The reason for these conventions is practical: edge features usually have empty labels, and there are many edges. In case of the Hebrew Text database, there are 1.5 million edges, so every extra character that is needed on a data line means that the file size increases with 1.5MB.

Nodes on the other hand, usually do not have empty values, and they are often specified in a consecutive way, especially slot (word) nodes. There are quite many distinct word features, and it would be a waste to have a column of half a million incremental integers in those files.

Absence of values

Say you have a node feature assigning a value to only 2000 of 400,000 nodes. (The Hebrew qere would be an example). It is better to make sure that the absent values are not coded as the empty string. So the feature data will look like 2000 lines, each with a node spec, rather than a sequence of 400,000 lines, most empty.

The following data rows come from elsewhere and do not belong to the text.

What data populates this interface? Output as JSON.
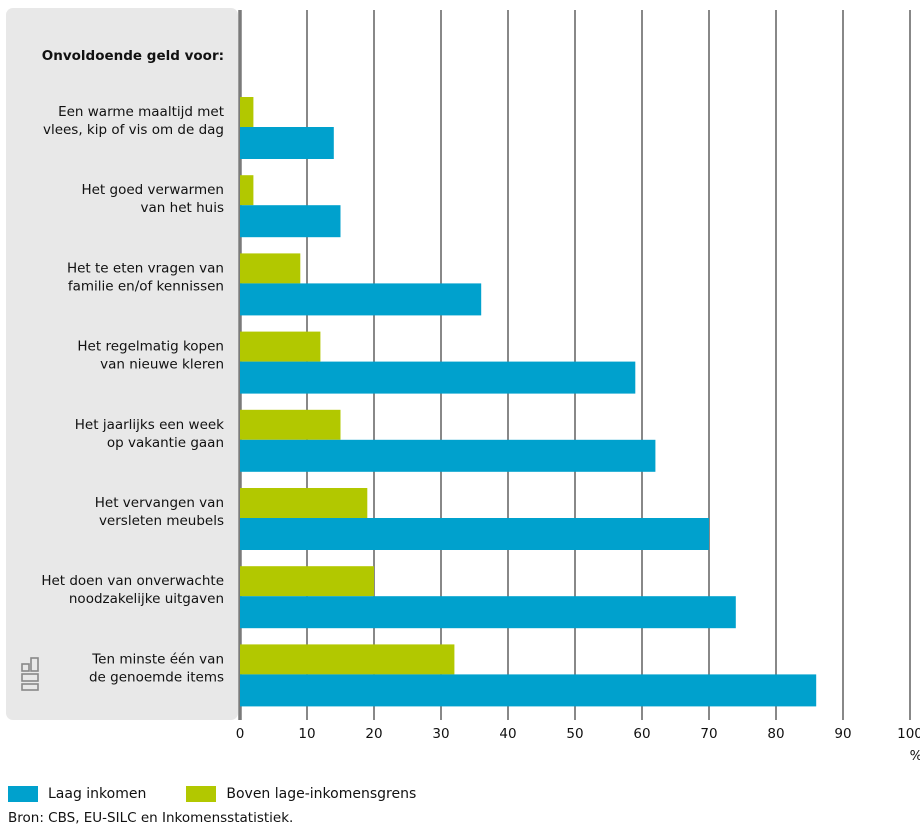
{
  "chart_data": {
    "type": "bar",
    "orientation": "horizontal",
    "title": "Onvoldoende geld voor:",
    "categories": [
      [
        "Een warme maaltijd met",
        "vlees, kip of vis om de dag"
      ],
      [
        "Het goed verwarmen",
        "van het huis"
      ],
      [
        "Het te eten vragen van",
        "familie en/of kennissen"
      ],
      [
        "Het regelmatig kopen",
        "van nieuwe kleren"
      ],
      [
        "Het jaarlijks een week",
        "op vakantie gaan"
      ],
      [
        "Het vervangen van",
        "versleten meubels"
      ],
      [
        "Het doen van onverwachte",
        "noodzakelijke uitgaven"
      ],
      [
        "Ten minste één van",
        "de genoemde items"
      ]
    ],
    "series": [
      {
        "name": "Boven lage-inkomensgrens",
        "color": "#b2c800",
        "values": [
          2,
          2,
          9,
          12,
          15,
          19,
          20,
          32
        ]
      },
      {
        "name": "Laag inkomen",
        "color": "#00a1cd",
        "values": [
          14,
          15,
          36,
          59,
          62,
          70,
          74,
          86
        ]
      }
    ],
    "xlim": [
      0,
      100
    ],
    "xticks": [
      0,
      10,
      20,
      30,
      40,
      50,
      60,
      70,
      80,
      90,
      100
    ],
    "xunit": "%",
    "grid": true,
    "legend": "bottom-left"
  },
  "legend": {
    "low_income": "Laag inkomen",
    "above_threshold": "Boven lage-inkomensgrens"
  },
  "source": "Bron: CBS, EU-SILC en Inkomensstatistiek.",
  "logo_icon": "cbs-logo-icon"
}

If you want to leave out just a few isolated cases in a feature where most nodes get a value, you can do it like this:

@node

x0000
...
x1000
1002 x1002
x1003
...
x9999

Here all 10,000 nodes get a value, except node 1001.

Note on redundancy

Some features assign the same value to many nodes. It is tempting to make a value definition facility, so that values are coded by short codes, the most frequent values getting the shortest codes. After some experiments, it turned out that the overall gain was just 50%.

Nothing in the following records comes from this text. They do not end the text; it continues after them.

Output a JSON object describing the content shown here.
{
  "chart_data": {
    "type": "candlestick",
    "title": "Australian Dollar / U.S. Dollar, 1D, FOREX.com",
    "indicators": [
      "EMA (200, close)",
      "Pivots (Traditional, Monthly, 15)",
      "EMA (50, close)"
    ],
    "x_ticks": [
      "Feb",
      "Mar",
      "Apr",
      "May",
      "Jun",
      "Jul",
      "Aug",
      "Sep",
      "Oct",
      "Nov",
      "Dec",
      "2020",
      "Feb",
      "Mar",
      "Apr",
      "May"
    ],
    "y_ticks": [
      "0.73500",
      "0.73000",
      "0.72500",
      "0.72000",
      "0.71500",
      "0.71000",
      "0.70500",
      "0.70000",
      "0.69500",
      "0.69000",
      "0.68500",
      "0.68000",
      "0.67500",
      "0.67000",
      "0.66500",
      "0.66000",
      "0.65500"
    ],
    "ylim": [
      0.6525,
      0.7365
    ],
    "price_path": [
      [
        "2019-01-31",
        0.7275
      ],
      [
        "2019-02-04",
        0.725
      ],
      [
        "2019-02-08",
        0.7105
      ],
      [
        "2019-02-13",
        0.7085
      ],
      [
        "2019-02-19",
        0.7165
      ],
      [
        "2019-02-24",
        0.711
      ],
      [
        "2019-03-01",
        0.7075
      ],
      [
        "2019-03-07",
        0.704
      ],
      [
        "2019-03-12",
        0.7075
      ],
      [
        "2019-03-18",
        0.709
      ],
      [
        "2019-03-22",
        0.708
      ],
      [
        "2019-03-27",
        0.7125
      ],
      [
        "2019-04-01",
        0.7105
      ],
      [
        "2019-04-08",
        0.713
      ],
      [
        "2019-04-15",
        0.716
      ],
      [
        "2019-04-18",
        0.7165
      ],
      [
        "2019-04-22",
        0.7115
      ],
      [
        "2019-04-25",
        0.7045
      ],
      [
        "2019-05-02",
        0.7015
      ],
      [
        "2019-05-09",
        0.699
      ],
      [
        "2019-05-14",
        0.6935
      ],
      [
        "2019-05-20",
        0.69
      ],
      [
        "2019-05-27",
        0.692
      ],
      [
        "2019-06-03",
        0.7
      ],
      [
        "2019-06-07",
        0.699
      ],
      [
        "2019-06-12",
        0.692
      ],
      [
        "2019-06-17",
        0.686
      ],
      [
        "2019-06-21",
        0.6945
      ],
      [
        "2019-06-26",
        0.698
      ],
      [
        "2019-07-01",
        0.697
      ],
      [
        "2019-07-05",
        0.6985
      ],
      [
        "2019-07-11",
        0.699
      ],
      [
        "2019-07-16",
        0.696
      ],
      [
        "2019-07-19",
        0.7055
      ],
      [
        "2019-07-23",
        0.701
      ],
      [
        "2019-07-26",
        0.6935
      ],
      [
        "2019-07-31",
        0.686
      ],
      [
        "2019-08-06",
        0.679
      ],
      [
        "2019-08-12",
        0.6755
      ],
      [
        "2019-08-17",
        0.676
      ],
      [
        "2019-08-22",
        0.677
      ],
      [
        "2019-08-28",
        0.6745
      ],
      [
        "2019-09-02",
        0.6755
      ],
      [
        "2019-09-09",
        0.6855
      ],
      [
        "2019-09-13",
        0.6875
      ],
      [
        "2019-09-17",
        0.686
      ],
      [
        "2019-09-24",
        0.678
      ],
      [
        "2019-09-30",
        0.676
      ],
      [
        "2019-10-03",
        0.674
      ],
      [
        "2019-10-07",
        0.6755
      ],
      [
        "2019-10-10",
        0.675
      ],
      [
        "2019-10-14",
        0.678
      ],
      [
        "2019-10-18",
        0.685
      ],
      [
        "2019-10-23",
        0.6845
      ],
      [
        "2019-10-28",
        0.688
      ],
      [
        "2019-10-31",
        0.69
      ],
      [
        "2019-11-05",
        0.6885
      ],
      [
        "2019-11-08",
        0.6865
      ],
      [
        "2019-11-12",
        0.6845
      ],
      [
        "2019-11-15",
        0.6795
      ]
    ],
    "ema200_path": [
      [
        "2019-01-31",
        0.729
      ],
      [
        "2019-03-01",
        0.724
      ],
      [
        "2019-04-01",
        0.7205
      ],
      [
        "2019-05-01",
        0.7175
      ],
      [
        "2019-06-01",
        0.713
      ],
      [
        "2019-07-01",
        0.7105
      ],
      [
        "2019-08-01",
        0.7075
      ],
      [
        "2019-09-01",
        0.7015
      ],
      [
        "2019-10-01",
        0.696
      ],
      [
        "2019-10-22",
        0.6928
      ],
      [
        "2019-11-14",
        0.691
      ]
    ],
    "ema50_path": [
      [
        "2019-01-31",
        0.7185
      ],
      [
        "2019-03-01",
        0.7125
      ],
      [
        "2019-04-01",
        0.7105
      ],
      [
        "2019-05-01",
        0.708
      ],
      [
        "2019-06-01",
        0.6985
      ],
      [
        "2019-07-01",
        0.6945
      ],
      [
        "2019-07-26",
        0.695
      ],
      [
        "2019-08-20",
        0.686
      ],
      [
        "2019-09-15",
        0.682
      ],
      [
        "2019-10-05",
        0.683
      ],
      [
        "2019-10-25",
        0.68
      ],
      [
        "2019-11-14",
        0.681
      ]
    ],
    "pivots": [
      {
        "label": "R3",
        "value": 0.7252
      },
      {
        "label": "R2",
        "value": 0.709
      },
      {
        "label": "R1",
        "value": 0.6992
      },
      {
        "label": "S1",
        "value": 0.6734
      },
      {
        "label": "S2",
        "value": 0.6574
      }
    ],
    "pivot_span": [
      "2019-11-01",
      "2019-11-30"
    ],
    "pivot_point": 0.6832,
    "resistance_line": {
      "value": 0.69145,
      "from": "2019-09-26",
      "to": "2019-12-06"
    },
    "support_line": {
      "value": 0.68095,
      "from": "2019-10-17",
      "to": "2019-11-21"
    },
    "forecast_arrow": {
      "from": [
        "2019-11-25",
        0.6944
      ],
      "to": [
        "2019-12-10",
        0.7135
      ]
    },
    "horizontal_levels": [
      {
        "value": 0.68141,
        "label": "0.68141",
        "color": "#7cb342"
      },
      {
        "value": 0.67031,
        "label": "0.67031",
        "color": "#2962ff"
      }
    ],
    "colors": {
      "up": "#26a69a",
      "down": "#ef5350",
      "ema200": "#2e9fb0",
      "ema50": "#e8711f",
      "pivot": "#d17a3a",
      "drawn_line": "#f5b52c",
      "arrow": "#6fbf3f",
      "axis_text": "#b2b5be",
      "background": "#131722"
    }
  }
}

I find this advantage too small to justify the increased code complexity, and above all, the reduced transparency of the .tf files.

Examples

Here are a few more and less contrived examples of legal feature data lines.

Node features

\t\n
2 2\t3
foo\nbar
1 Escape \t as \\t

meaning

node 1 has value: tab newline
node 2 has value: 2 tab 3
node 3 has value: foo newline bar
node 1 gets a new value: Escape as \t

Edge features

1
1 2
2 3 foo
1-2 2-3 bar

meaning

edge from 1 to 1 with no value
edge from 1 to 2 with no value
edge from 2 to 3 with value foo
four edges: 1->2, 1->3, 2->2, 2->3, all with value bar. Note that edges can go from a node to itself. Note also that this line reassigns a value to two edges: 1->2 and 2->3.